Después de la cena, hice que Alice se fuera a dormir temprano y yo me encargué de los platos sucios. Subí a mi dormitorio sintiendo algo en la boca del estómago. Entré despacio y encendí la luz. Estaba vacío. Aunque sabía que así sería no pude evitar sentirme un poco desilusionado. Y creí que me costaría quedarme dormido pero apenas apoyé la cabeza en la almohada entré en un sueño profundo.
Me moví un poco y pestañeé sin poder creer que ya era de día. Y para mi asombro, el sol brillaba en un cielo despojado de nubes. Estaba fresco pero era un día realmente hermoso. Y mi estado de ánimo destellaba tanto como aquel sol. Me vestí, buscando el jeans que me quedaba menos suelto y una camiseta que nunca había usado. Hice un esfuerzo y desayuné. No tenía apetito. Lo único que deseaba era que el día transcurriera lo más a prisa posible. Quería ver a Adam, al menos oír su voz. Que me dijera que estaba bien, y que ya me había perdonado. Que ya no nos separaríamos.
Tomé mi mochila y mis ojos se desviaron inconscientemente hacia el almanaque de la heladera. Y sonreí. Fui hasta allí y encontré una nota que Alice me había dejado. Una nota en la que me deseaba un feliz cumpleaños.
21 de Noviembre…
No pude evitar comparar ese día con el mismo día del año anterior. Me reí. Ese día no se parecía en nada a aquel. O a ninguno de mis anteriores cumpleaños. Diecisiete años. Y había conocido el amor. Un amor intenso y arrebatado que me había sacudido hasta el alma. Y que sólo lo había creído posible en los libros que solía leer cuando quería olvidarme de la horrible realidad.
Miré de reojo la campera de Damien que descansaba sobre un sillón, cerca del teléfono. Fui hasta la puerta, venciendo la tentación de ponerme la campera. Y apuré el paso para no agarrar el teléfono y llamar a Adam. Debía darme prisa. El reloj de la pared, marcaba las siete y cuarenta y cinco. A las ocho en punto comenzaban las clases.
Salí al frío de la mañana, dando un suspiro. El cielo había cambiado de color. El sol brillaba con más intensidad y no había viento. Me paré en el porche y cerré los ojos cuando sentí el calor del sol en mi rostro. Pero antes de cerrarlos, la bicicleta de Adam, tirada cerca de un árbol me hizo sonreír. Suspiré y abrí los brazos como buscando agarrar más calor.
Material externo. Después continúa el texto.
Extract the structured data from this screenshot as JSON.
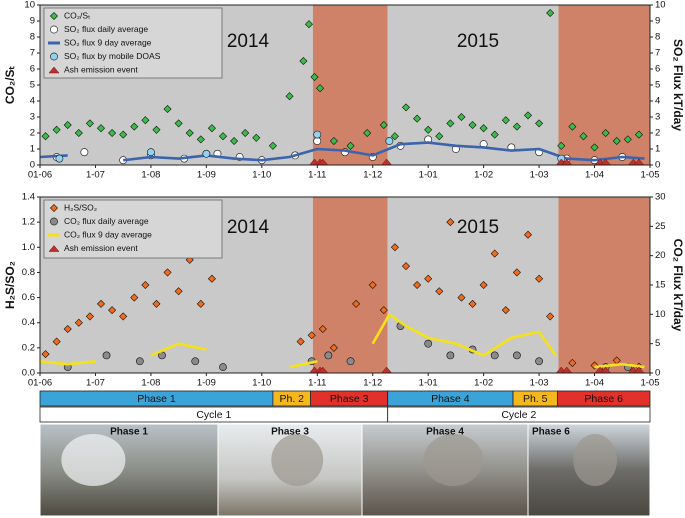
{
  "chart_data": [
    {
      "type": "scatter",
      "ylabel": "CO₂/Sₜ",
      "y2label": "SO₂ Flux kT/day",
      "annotations": [
        "2014",
        "2015"
      ],
      "xlim": [
        0,
        11
      ],
      "xticks": [
        {
          "value": 0,
          "label": "01-06"
        },
        {
          "value": 1,
          "label": "1-07"
        },
        {
          "value": 2,
          "label": "1-08"
        },
        {
          "value": 3,
          "label": "1-09"
        },
        {
          "value": 4,
          "label": "1-10"
        },
        {
          "value": 5,
          "label": "1-11"
        },
        {
          "value": 6,
          "label": "1-12"
        },
        {
          "value": 7,
          "label": "1-01"
        },
        {
          "value": 8,
          "label": "1-02"
        },
        {
          "value": 9,
          "label": "1-03"
        },
        {
          "value": 10,
          "label": "1-04"
        },
        {
          "value": 11,
          "label": "1-05"
        }
      ],
      "ylim": [
        0,
        10
      ],
      "yticks": [
        0,
        1,
        2,
        3,
        4,
        5,
        6,
        7,
        8,
        9,
        10
      ],
      "y2lim": [
        0,
        10
      ],
      "y2ticks": [
        0,
        1,
        2,
        3,
        4,
        5,
        6,
        7,
        8,
        9,
        10
      ],
      "shading": [
        {
          "start": 0,
          "end": 4.92,
          "color": "#c9c9c9"
        },
        {
          "start": 4.92,
          "end": 6.27,
          "color": "#d08269"
        },
        {
          "start": 6.27,
          "end": 9.35,
          "color": "#c9c9c9"
        },
        {
          "start": 9.35,
          "end": 11,
          "color": "#d08269"
        }
      ],
      "series": [
        {
          "name": "CO₂/Sₜ",
          "marker": "diamond",
          "color": "#3dbb4a",
          "x": [
            0.1,
            0.3,
            0.5,
            0.7,
            0.9,
            1.1,
            1.3,
            1.5,
            1.7,
            1.9,
            2.1,
            2.3,
            2.5,
            2.7,
            2.9,
            3.1,
            3.3,
            3.5,
            3.7,
            3.9,
            4.2,
            4.5,
            4.75,
            4.85,
            4.95,
            5.05,
            5.3,
            5.6,
            5.9,
            6.2,
            6.4,
            6.6,
            6.8,
            7.0,
            7.2,
            7.4,
            7.6,
            7.8,
            8.0,
            8.2,
            8.4,
            8.6,
            8.8,
            9.0,
            9.2,
            9.4,
            9.6,
            9.8,
            10.0,
            10.2,
            10.4,
            10.6,
            10.8
          ],
          "values": [
            1.8,
            2.2,
            2.5,
            2.0,
            2.6,
            2.3,
            2.0,
            1.9,
            2.4,
            2.8,
            2.2,
            3.5,
            2.6,
            2.0,
            1.6,
            2.3,
            1.8,
            1.5,
            2.0,
            1.7,
            1.2,
            4.3,
            6.5,
            8.8,
            5.5,
            4.8,
            1.5,
            1.2,
            2.0,
            2.5,
            1.8,
            3.6,
            2.9,
            2.2,
            1.8,
            2.6,
            3.0,
            2.5,
            2.3,
            1.9,
            2.8,
            2.4,
            3.1,
            2.6,
            9.5,
            1.2,
            2.4,
            1.8,
            1.1,
            2.0,
            1.5,
            1.6,
            1.9
          ]
        },
        {
          "name": "SO₂ flux daily average",
          "marker": "circle",
          "color": "#ffffff",
          "axis": "y2",
          "x": [
            0.3,
            0.8,
            1.5,
            2.0,
            2.6,
            3.2,
            3.6,
            4.0,
            4.6,
            5.0,
            5.5,
            6.0,
            6.5,
            7.0,
            7.5,
            8.0,
            8.5,
            9.0,
            9.5,
            10.0,
            10.5
          ],
          "values": [
            0.5,
            0.8,
            0.3,
            0.6,
            0.4,
            0.7,
            0.5,
            0.3,
            0.6,
            1.5,
            0.8,
            0.5,
            1.2,
            1.6,
            1.0,
            1.3,
            1.1,
            0.8,
            0.4,
            0.3,
            0.5
          ]
        },
        {
          "name": "SO₂ flux 9 day average",
          "marker": "line",
          "color": "#3b64ad",
          "axis": "y2",
          "x": [
            0,
            0.5,
            1.0,
            1.5,
            2.0,
            2.5,
            3.0,
            3.5,
            4.0,
            4.5,
            5.0,
            5.5,
            6.0,
            6.5,
            7.0,
            7.5,
            8.0,
            8.5,
            9.0,
            9.5,
            10.0,
            10.5,
            10.9
          ],
          "values": [
            0.5,
            0.6,
            null,
            0.3,
            0.5,
            0.4,
            0.6,
            0.4,
            0.3,
            0.5,
            1.0,
            0.9,
            0.6,
            1.3,
            1.4,
            1.2,
            1.1,
            0.9,
            1.0,
            0.4,
            0.3,
            0.5,
            0.4
          ]
        },
        {
          "name": "SO₂ flux by mobile DOAS",
          "marker": "circle",
          "color": "#8fd3f0",
          "axis": "y2",
          "x": [
            0.35,
            2.0,
            3.0,
            5.0,
            6.3,
            9.4
          ],
          "values": [
            0.4,
            0.8,
            0.7,
            1.9,
            1.5,
            0.4
          ]
        },
        {
          "name": "Ash emission event",
          "marker": "triangle",
          "color": "#c0302a",
          "x": [
            4.95,
            5.05,
            5.1,
            6.25,
            9.4,
            9.5,
            10.1,
            10.2,
            10.7,
            10.8
          ],
          "values": [
            0,
            0,
            0,
            0,
            0,
            0,
            0,
            0,
            0,
            0
          ]
        }
      ]
    },
    {
      "type": "scatter",
      "ylabel": "H₂S/SO₂",
      "y2label": "CO₂ Flux kT/day",
      "annotations": [
        "2014",
        "2015"
      ],
      "xlim": [
        0,
        11
      ],
      "xticks": [
        {
          "value": 0,
          "label": "01-06"
        },
        {
          "value": 1,
          "label": "1-07"
        },
        {
          "value": 2,
          "label": "1-08"
        },
        {
          "value": 3,
          "label": "1-09"
        },
        {
          "value": 4,
          "label": "1-10"
        },
        {
          "value": 5,
          "label": "1-11"
        },
        {
          "value": 6,
          "label": "1-12"
        },
        {
          "value": 7,
          "label": "1-01"
        },
        {
          "value": 8,
          "label": "1-02"
        },
        {
          "value": 9,
          "label": "1-03"
        },
        {
          "value": 10,
          "label": "1-04"
        },
        {
          "value": 11,
          "label": "1-05"
        }
      ],
      "ylim": [
        0,
        1.4
      ],
      "yticks": [
        {
          "value": 0,
          "label": "0.0"
        },
        {
          "value": 0.2,
          "label": "0.2"
        },
        {
          "value": 0.4,
          "label": "0.4"
        },
        {
          "value": 0.6,
          "label": "0.6"
        },
        {
          "value": 0.8,
          "label": "0.8"
        },
        {
          "value": 1,
          "label": "1.0"
        },
        {
          "value": 1.2,
          "label": "1.2"
        },
        {
          "value": 1.4,
          "label": "1.4"
        }
      ],
      "y2lim": [
        0,
        30
      ],
      "y2ticks": [
        0,
        5,
        10,
        15,
        20,
        25,
        30
      ],
      "shading": [
        {
          "start": 0,
          "end": 4.92,
          "color": "#c9c9c9"
        },
        {
          "start": 4.92,
          "end": 6.27,
          "color": "#d08269"
        },
        {
          "start": 6.27,
          "end": 9.35,
          "color": "#c9c9c9"
        },
        {
          "start": 9.35,
          "end": 11,
          "color": "#d08269"
        }
      ],
      "series": [
        {
          "name": "H₂S/SO₂",
          "marker": "diamond",
          "color": "#f26b1d",
          "x": [
            0.1,
            0.3,
            0.5,
            0.7,
            0.9,
            1.1,
            1.3,
            1.5,
            1.7,
            1.9,
            2.1,
            2.3,
            2.5,
            2.7,
            2.9,
            3.1,
            4.7,
            4.9,
            5.1,
            5.3,
            5.7,
            6.0,
            6.2,
            6.4,
            6.6,
            6.8,
            7.0,
            7.2,
            7.4,
            7.6,
            7.8,
            8.0,
            8.2,
            8.4,
            8.6,
            8.8,
            9.0,
            9.2,
            9.6,
            10.0,
            10.4,
            10.8
          ],
          "values": [
            0.15,
            0.25,
            0.35,
            0.4,
            0.45,
            0.55,
            0.5,
            0.45,
            0.6,
            0.7,
            0.55,
            0.8,
            0.65,
            0.9,
            0.55,
            0.75,
            0.25,
            0.3,
            0.35,
            0.2,
            0.55,
            0.7,
            0.5,
            1.0,
            0.85,
            0.7,
            0.75,
            0.65,
            1.2,
            0.6,
            0.55,
            0.7,
            0.95,
            0.5,
            0.8,
            1.1,
            0.75,
            0.45,
            0.08,
            0.06,
            0.1,
            0.05
          ]
        },
        {
          "name": "CO₂ flux daily average",
          "marker": "circle",
          "color": "#8a8a8a",
          "axis": "y2",
          "x": [
            0.5,
            1.2,
            1.8,
            2.2,
            2.8,
            3.3,
            4.9,
            5.2,
            5.6,
            6.5,
            7.0,
            7.4,
            7.8,
            8.2,
            8.6,
            9.0,
            10.2,
            10.6
          ],
          "values": [
            1,
            3,
            2,
            3,
            2,
            1,
            2,
            3,
            2,
            8,
            5,
            3,
            4,
            3,
            3,
            2,
            1,
            1
          ]
        },
        {
          "name": "CO₂ flux 9 day average",
          "marker": "line",
          "color": "#f5e11a",
          "axis": "y2",
          "x": [
            0,
            0.5,
            1.0,
            1.5,
            2.0,
            2.5,
            3.0,
            3.5,
            4.5,
            5.0,
            5.5,
            6.0,
            6.3,
            6.6,
            7.0,
            7.5,
            8.0,
            8.5,
            9.0,
            9.3,
            9.6,
            10.0,
            10.5,
            10.9
          ],
          "values": [
            2,
            1.5,
            2,
            null,
            3,
            5,
            4,
            null,
            1,
            2,
            null,
            5,
            10,
            8,
            6,
            5,
            3,
            6,
            7,
            3,
            null,
            1,
            1.5,
            1
          ]
        },
        {
          "name": "Ash emission event",
          "marker": "triangle",
          "color": "#c0302a",
          "x": [
            4.95,
            5.05,
            5.1,
            6.25,
            9.4,
            9.5,
            10.1,
            10.2,
            10.7,
            10.8
          ],
          "values": [
            0,
            0,
            0,
            0,
            0,
            0,
            0,
            0,
            0,
            0
          ]
        }
      ]
    }
  ],
  "timeline": {
    "phases": [
      {
        "label": "Phase 1",
        "start": 0,
        "end": 4.2,
        "color": "#3aa3d8"
      },
      {
        "label": "Ph. 2",
        "start": 4.2,
        "end": 4.88,
        "color": "#f4b81c"
      },
      {
        "label": "Phase 3",
        "start": 4.88,
        "end": 6.27,
        "color": "#e2302a"
      },
      {
        "label": "Phase 4",
        "start": 6.27,
        "end": 8.53,
        "color": "#3aa3d8"
      },
      {
        "label": "Ph. 5",
        "start": 8.53,
        "end": 9.33,
        "color": "#f4b81c"
      },
      {
        "label": "Phase 6",
        "start": 9.33,
        "end": 11,
        "color": "#e2302a"
      }
    ],
    "cycles": [
      {
        "label": "Cycle 1",
        "start": 0,
        "end": 6.27
      },
      {
        "label": "Cycle 2",
        "start": 6.27,
        "end": 11
      }
    ]
  },
  "photos": [
    {
      "label": "Phase 1"
    },
    {
      "label": "Phase 3"
    },
    {
      "label": "Phase 4"
    },
    {
      "label": "Phase 6"
    }
  ]
}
Y entonces los volví a abrir y miré pasmado hacia el árbol. No tenía dudas. ¡Aquella era la bicicleta de Adam! Lo busqué con la mirada por el camino, por la arboleda que se abría a la izquierda de la casa y finalmente en el bosque, del otro lado. Dejé caer la mochila y el morral y corrí hasta el claro. Llegué a la playa casi sin aliento, donde tantos besos apasionados y dulces nos habíamos regalado Adam y yo. Lo busqué por la costa con desesperación. Mi corazón comenzó a latir tan fuerte que me llevé las manos al pecho, asustado. La playa estaba vacía. ¿Acaso me había imaginado ver la bicicleta de Adam cerca de la entrada de la casa?
Pensé en volver y ya me estaba dando la vuelta cuando sentí un par de manos fuertes rodeándome la cintura. Y apenas me tocaron mi corazón pareció saltearse un latido. Y sentí miedo. Miedo de que fuera Adam. Miedo de que no fuera Adam. Miedo de que me vieran sus ojos y yo, al verlos, descubriera una sombra que me revelase que Adam aún seguía enojado conmigo. Al darme cuenta, cerré los ojos y sentí que unas lágrimas me mojaban el rostro.